Quantum and the Future of Encryption
Earlier this year, Samsung started testing quantum-safe encryption within Knox Vault, bringing new cryptography from research labs into everyday devices. Quantum systems operate based on probabilities rather than fixed states, which enables them to solve specific problems much faster than classical computers found in our devices.
Modern encryption is designed to be difficult to reverse. Your device encrypts data with a key, and the protection relies on the fact that reversing this process would require an impractical amount of computing power.
Here are some numbers to comprehend:
- RSA-2048: Currently, breaking a 2048-bit RSA key on a classical computer would take longer than 13.8 billion years. The "lock" involves multiplying two large secret prime numbers, and breaking it means figuring out which two numbers were multiplied. A powerful, fault-tolerant quantum computer using Shor's algorithm could do this in hours.
- ECC-256 (Bitcoin's secp256k1): Here, the "lock" is a one-way process from a secret number to a public key on a curve. Reverse-engineering it on a classical computer would also take longer than 13.8 billion years. However, with enough quantum power and Shor's algorithm, the same reversal could take days.

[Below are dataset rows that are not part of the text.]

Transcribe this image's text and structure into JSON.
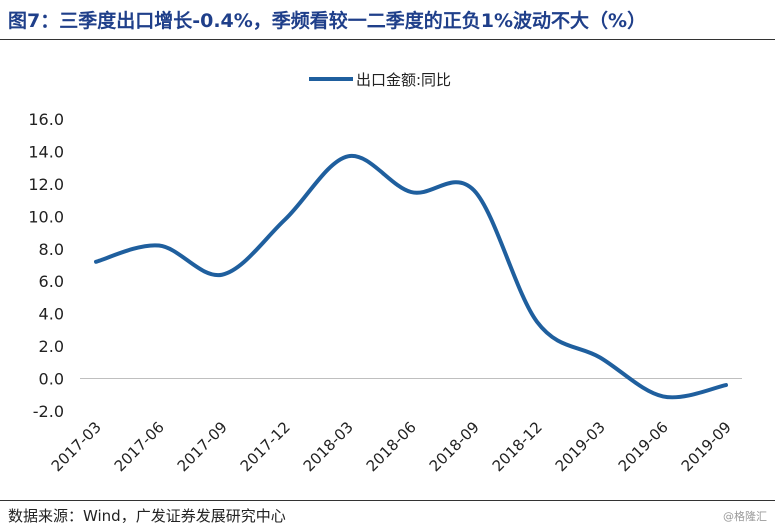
{
  "header": {
    "title": "图7：三季度出口增长-0.4%，季频看较一二季度的正负1%波动不大（%）"
  },
  "footer": {
    "source": "数据来源：Wind，广发证券发展研究中心",
    "watermark": "@格隆汇"
  },
  "chart_data": {
    "type": "line",
    "title": "",
    "xlabel": "",
    "ylabel": "",
    "categories": [
      "2017-03",
      "2017-06",
      "2017-09",
      "2017-12",
      "2018-03",
      "2018-06",
      "2018-09",
      "2018-12",
      "2019-03",
      "2019-06",
      "2019-09"
    ],
    "x_ticks": [
      "2017-03",
      "2017-06",
      "2017-09",
      "2017-12",
      "2018-03",
      "2018-06",
      "2018-09",
      "2018-12",
      "2019-03",
      "2019-06",
      "2019-09"
    ],
    "y_ticks": [
      "16.0",
      "14.0",
      "12.0",
      "10.0",
      "8.0",
      "6.0",
      "4.0",
      "2.0",
      "0.0",
      "-2.0"
    ],
    "ylim": [
      -2,
      16
    ],
    "grid": false,
    "legend_position": "top-center",
    "series": [
      {
        "name": "出口金额:同比",
        "color": "#1f5f9e",
        "values": [
          7.2,
          8.2,
          6.4,
          9.8,
          13.7,
          11.5,
          11.6,
          3.5,
          1.3,
          -1.1,
          -0.4
        ]
      }
    ]
  }
}
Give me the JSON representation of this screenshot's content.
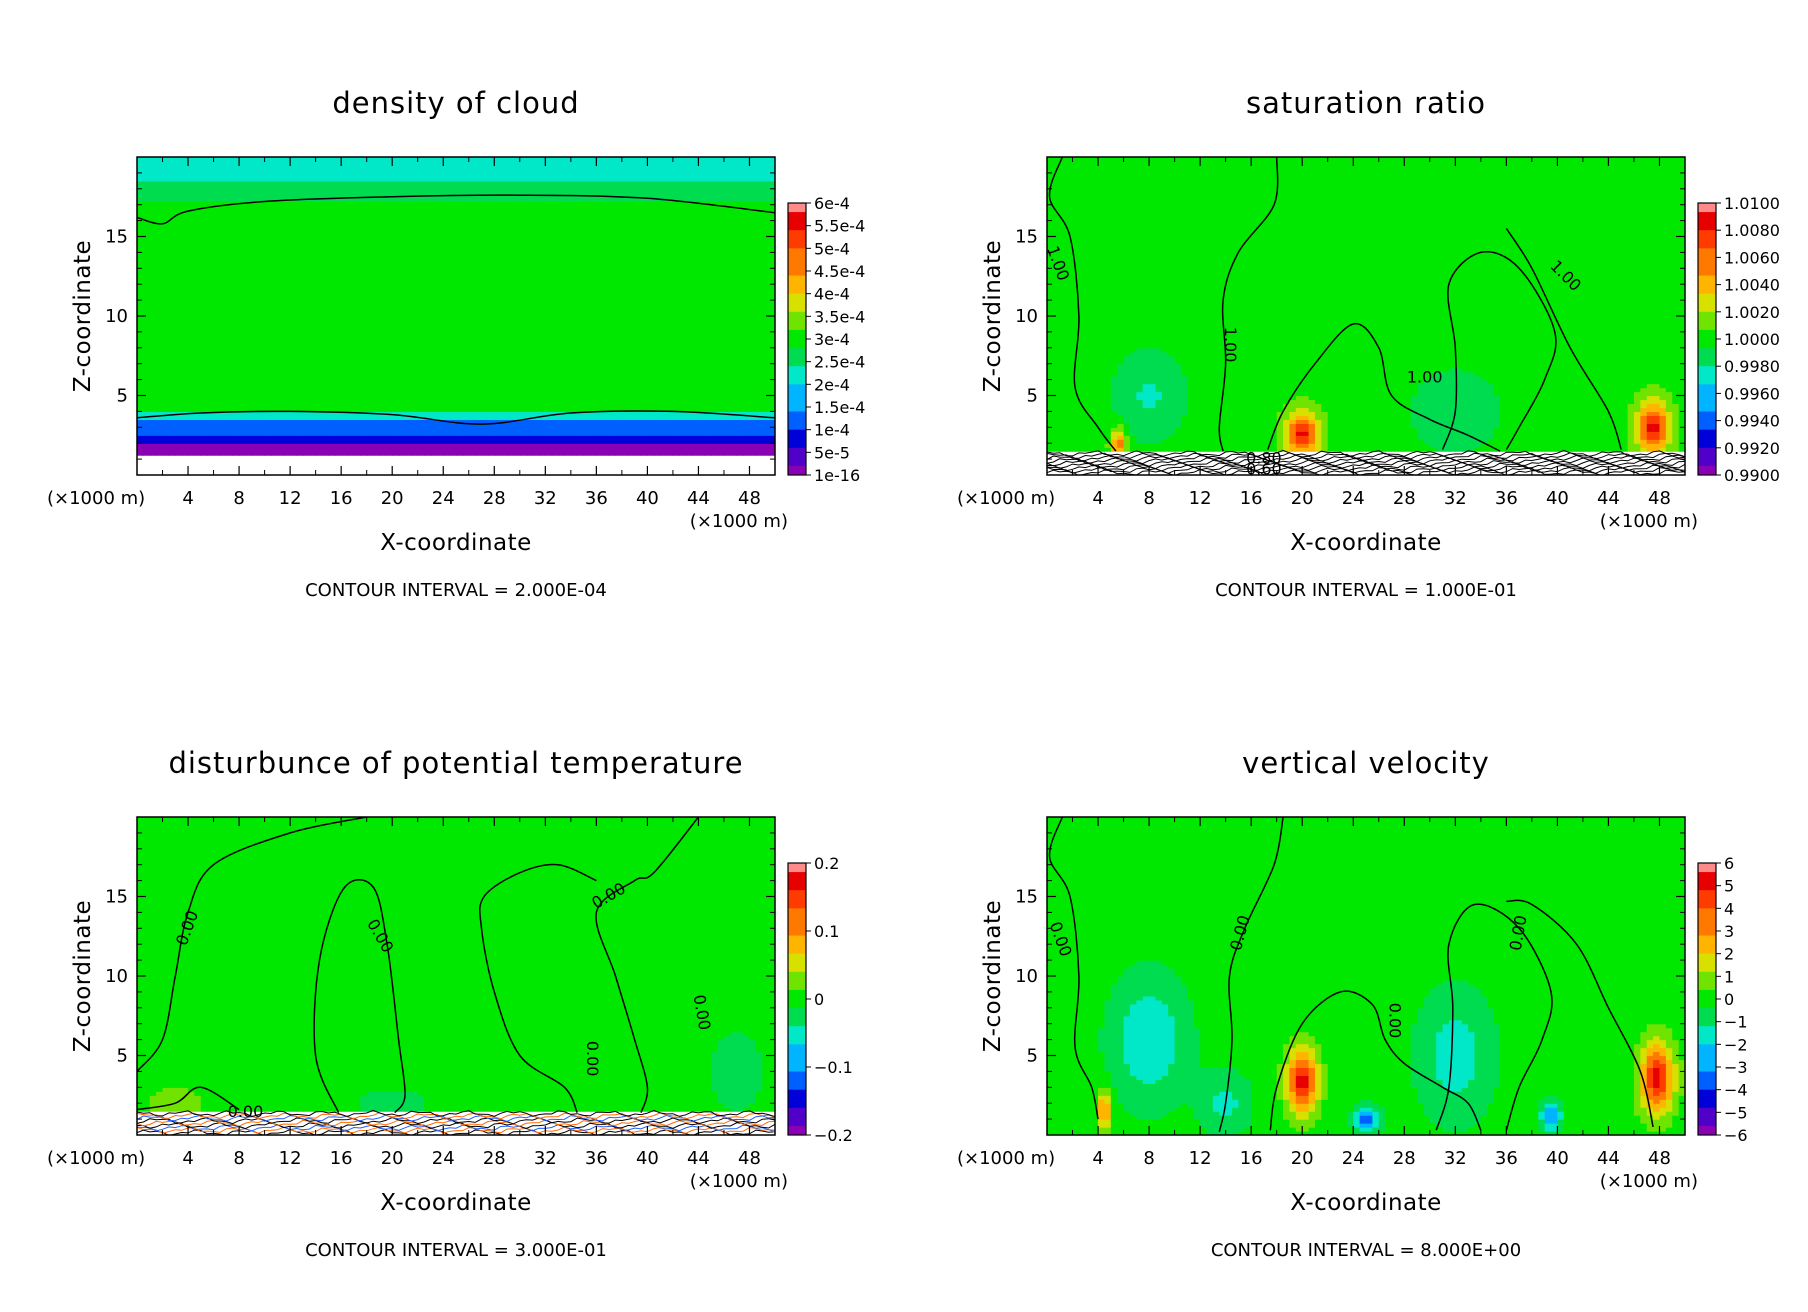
{
  "chart_data": [
    {
      "type": "heatmap",
      "title": "density of cloud",
      "xlabel": "X-coordinate",
      "ylabel": "Z-coordinate",
      "x_unit": "(×1000 m)",
      "y_unit": "(×1000 m)",
      "xlim": [
        0,
        50
      ],
      "ylim": [
        0,
        20
      ],
      "x_ticks": [
        4,
        8,
        12,
        16,
        20,
        24,
        28,
        32,
        36,
        40,
        44,
        48
      ],
      "y_ticks": [
        5,
        10,
        15
      ],
      "colorbar_labels": [
        "6e-4",
        "5.5e-4",
        "5e-4",
        "4.5e-4",
        "4e-4",
        "3.5e-4",
        "3e-4",
        "2.5e-4",
        "2e-4",
        "1.5e-4",
        "1e-4",
        "5e-5",
        "1e-16"
      ],
      "contour_interval": "CONTOUR INTERVAL = 2.000E-04",
      "contour_labels": [],
      "field": "cloud"
    },
    {
      "type": "heatmap",
      "title": "saturation ratio",
      "xlabel": "X-coordinate",
      "ylabel": "Z-coordinate",
      "x_unit": "(×1000 m)",
      "y_unit": "(×1000 m)",
      "xlim": [
        0,
        50
      ],
      "ylim": [
        0,
        20
      ],
      "x_ticks": [
        4,
        8,
        12,
        16,
        20,
        24,
        28,
        32,
        36,
        40,
        44,
        48
      ],
      "y_ticks": [
        5,
        10,
        15
      ],
      "colorbar_labels": [
        "1.0100",
        "1.0080",
        "1.0060",
        "1.0040",
        "1.0020",
        "1.0000",
        "0.9980",
        "0.9960",
        "0.9940",
        "0.9920",
        "0.9900"
      ],
      "contour_interval": "CONTOUR INTERVAL = 1.000E-01",
      "contour_labels": [
        "1.00",
        "1.00",
        "1.00",
        "1.00",
        "0.80",
        "0.60"
      ],
      "field": "sat"
    },
    {
      "type": "heatmap",
      "title": "disturbunce of potential temperature",
      "xlabel": "X-coordinate",
      "ylabel": "Z-coordinate",
      "x_unit": "(×1000 m)",
      "y_unit": "(×1000 m)",
      "xlim": [
        0,
        50
      ],
      "ylim": [
        0,
        20
      ],
      "x_ticks": [
        4,
        8,
        12,
        16,
        20,
        24,
        28,
        32,
        36,
        40,
        44,
        48
      ],
      "y_ticks": [
        5,
        10,
        15
      ],
      "colorbar_labels": [
        "0.2",
        "0.1",
        "0",
        "−0.1",
        "−0.2"
      ],
      "contour_interval": "CONTOUR INTERVAL = 3.000E-01",
      "contour_labels": [
        "0.00",
        "0.00",
        "0.00",
        "0.00",
        "0.00",
        "0.00"
      ],
      "field": "theta"
    },
    {
      "type": "heatmap",
      "title": "vertical velocity",
      "xlabel": "X-coordinate",
      "ylabel": "Z-coordinate",
      "x_unit": "(×1000 m)",
      "y_unit": "(×1000 m)",
      "xlim": [
        0,
        50
      ],
      "ylim": [
        0,
        20
      ],
      "x_ticks": [
        4,
        8,
        12,
        16,
        20,
        24,
        28,
        32,
        36,
        40,
        44,
        48
      ],
      "y_ticks": [
        5,
        10,
        15
      ],
      "colorbar_labels": [
        "6",
        "5",
        "4",
        "3",
        "2",
        "1",
        "0",
        "−1",
        "−2",
        "−3",
        "−4",
        "−5",
        "−6"
      ],
      "contour_interval": "CONTOUR INTERVAL = 8.000E+00",
      "contour_labels": [
        "0.00",
        "0.00",
        "0.00",
        "0.00"
      ],
      "field": "w"
    }
  ],
  "colors": {
    "scale": [
      "#8a00b4",
      "#5000c8",
      "#0000d8",
      "#0060ff",
      "#00b4ff",
      "#00e8c8",
      "#00dc50",
      "#00e800",
      "#70e400",
      "#d8e000",
      "#ffb400",
      "#ff7800",
      "#ff3c00",
      "#e60000",
      "#ff8a8a"
    ]
  }
}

We're not there yet. Current devices have thousands to a few million noisier qubits without the necessary error correction. What's problematic is that attackers can store encrypted data today and decrypt it later once the technology advances.
Phones contain private keys for banking, identity, wallets, and other personal data. Moving those keys and sessions to quantum-safe algorithms on the device ensures they remain protected, even if someone records the traffic now and attempts to unlock it later.